Medtronic’s big break began with a sad event. In 1957, a blackout hit Minneapolis, knocking out power to Dr. Lillehei’s hospital and leading to the death of one of his young patients. He asked Mr. Bakken if he could find a better solution.
Mr. Bakken at first experimented with powering a pacemaker with an automobile battery. Deeming that too bulky, he turned instead to what at the time was a new technology: the transistor. Mr. Bakken’s invention fit in a four-inch-square box, which could be taped to a patient’s chest. The pacemaker transmitted electric signals to the heart through wires that passed through the patient’s chest, and which could be removed without surgery.
Dr. Lillehei installed a prototype on a patient less than four weeks after Mr. Bakken began his work — a time frame that he later noted would be impossible under modern regulations.

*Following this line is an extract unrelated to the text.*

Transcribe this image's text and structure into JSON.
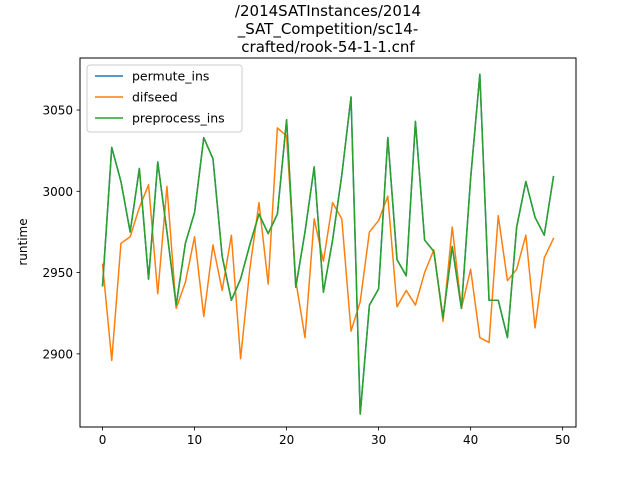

Mr. Bakken’s invention transformed Medtronic — but not right away. The company sold only a few dozen pacemakers in 1957 and 1958. In 1960, however, the company licensed the rights to an implantable pacemaker that had been invented by researchers in Buffalo. The next year, the company finally moved out of its garage into a newly built headquarters nearby. Revenues, which were barely $500,000 in 1962, hit nearly $10 million by 1968.
Mr. Bakken was also a philanthropist who focused on science education and medicine. In 1975, he founded the Bakken Museum in Minneapolis, which is dedicated to the history of electricity and magnetism. He also helped found the Pavek Museum in nearby St. Louis Park; it houses a collection of antique radio, television and broadcast equipment. He funded several medical programs at the University of Minnesota as well as the Earl and Doris Bakken Heart-Brain Institute at the Cleveland Clinic.
Mr. Bakken’s first marriage, to Connie Olson, as she was known, ended in divorce. He is survived by his wife, Doris (Marshall) Bakken, whom he married in 1982; four children from his first marriage, Wendy Watson, Pamela Petersmeyer and Jeff and Bradley Bakken; his sister, Marjorie Andersen; two stepchildren, Ramona West and David Marshall; 11 grandchildren; three step-grandchildren; and eight step-great-grandchildren.
Mr. Bakken was a direct beneficiary of his invention, having pacemakers implanted in himself twice.
“So I’m glad I invented the company,” Mr. Bakken told the St. Paul Pioneer Press in 2010, “or I wouldn’t be sitting here.”